I’ve been in different jobs. At this moment, from this vantage point, the biggest difference I see between working in a lab in academia versus the world of commercial business is the competition, the struggle.

In commercial business, the main impetus appears strongest from the outside. Your boss, your client, your project demand your very best. And if you satisfy your boss, your client, and do a good job on your project, then you will most likely do well in your job.

On the other hand, in academic scholarship, the main impetus appears from within. While there are certain external forces that vie for your utmost effort and attention, it is within you that the most demanding pressure manifests.

In this world, there are no deadlines to meet, no benchmarks or milestones except the ones you make for yourself.

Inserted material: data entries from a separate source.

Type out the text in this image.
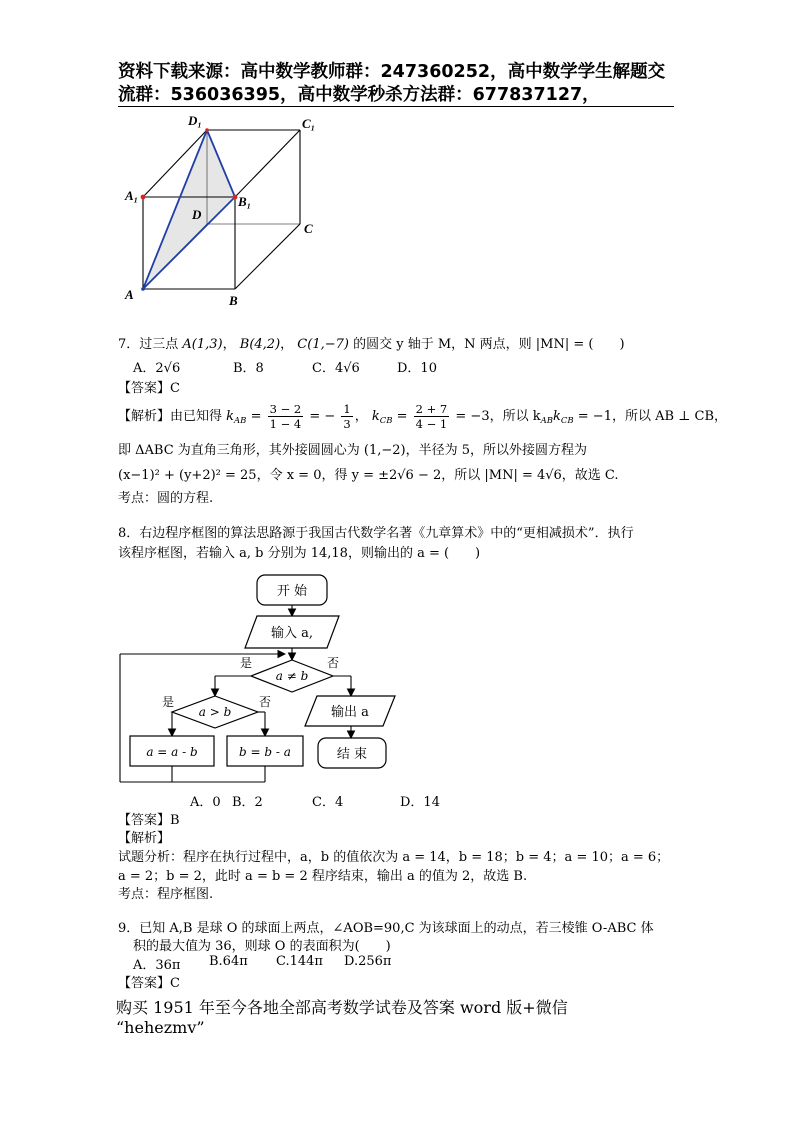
资料下载来源：高中数学教师群：247360252，高中数学学生解题交
流群：536036395，高中数学秒杀方法群：677837127，
D₁	C₁
A₁	B₁
D
C
A	B
7．过三点 A(1,3)， B(4,2)， C(1,−7) 的圆交 y 轴于 M，N 两点，则 |MN| = (　　)
A．2√6	B．8	C．4√6	D．10
【答案】C
【解析】由已知得 $k_{AB} = \frac{3 - 2}{1 - 4}$ = − $\frac{1}{3}$ ， $k_{CB} = \frac{2 + 7}{4 - 1} = -3$，所以 $k_{AB}k_{CB} = -1$，所以 AB ⊥ CB，
即 ΔABC 为直角三角形，其外接圆圆心为 (1,−2)，半径为 5，所以外接圆方程为
(x−1)² + (y+2)² = 25，令 x = 0，得 y = ±2√6 − 2，所以 |MN| = 4√6，故选 C.
考点：圆的方程.
8．右边程序框图的算法思路源于我国古代数学名著《九章算术》中的“更相减损术”．执行
该程序框图，若输入 a, b 分别为 14,18，则输出的 a = (　　)
开 始
输入 a,
a ≠ b
是	否
a > b
是	否
a = a - b	b = b - a
输出 a
结 束
A．0 B．2	C．4	D．14
【答案】B
【解析】
试题分析：程序在执行过程中，a，b 的值依次为 a = 14，b = 18；b = 4；a = 10；a = 6；
a = 2；b = 2，此时 a = b = 2 程序结束，输出 a 的值为 2，故选 B.
考点：程序框图.
9．已知 A,B 是球 O 的球面上两点，∠AOB=90,C 为该球面上的动点，若三棱锥 O-ABC 体
积的最大值为 36，则球 O 的表面积为(　　)
A．36π B.64π C.144π D.256π
【答案】C
购买 1951 年至今各地全部高考数学试卷及答案 word 版+微信
“hehezmv”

Hence, if you do not self-motivate yourself, you could float around in the nether until you’re either fired or find yourself in a dead end, low-paying position (relative to your peers 10 years your junior) with no way out because you’re too old.

Now ambition says that relaxing and enjoying your life is a waste of time. Well, I suppose a glimpse into this world of academic science would help people understand how things are done in the scientific world.

There is that internal drive that must be tempered. That internal beast that says you must produce otherwise you’re a failure. I’m sure everyone who has wanted to do well in their career has at one point experienced this monster. I battle this thing so that I can get good sleep at night, enjoy time with my loved ones, and do what I like as a human being.

There is nothing worse than a worker with no soul.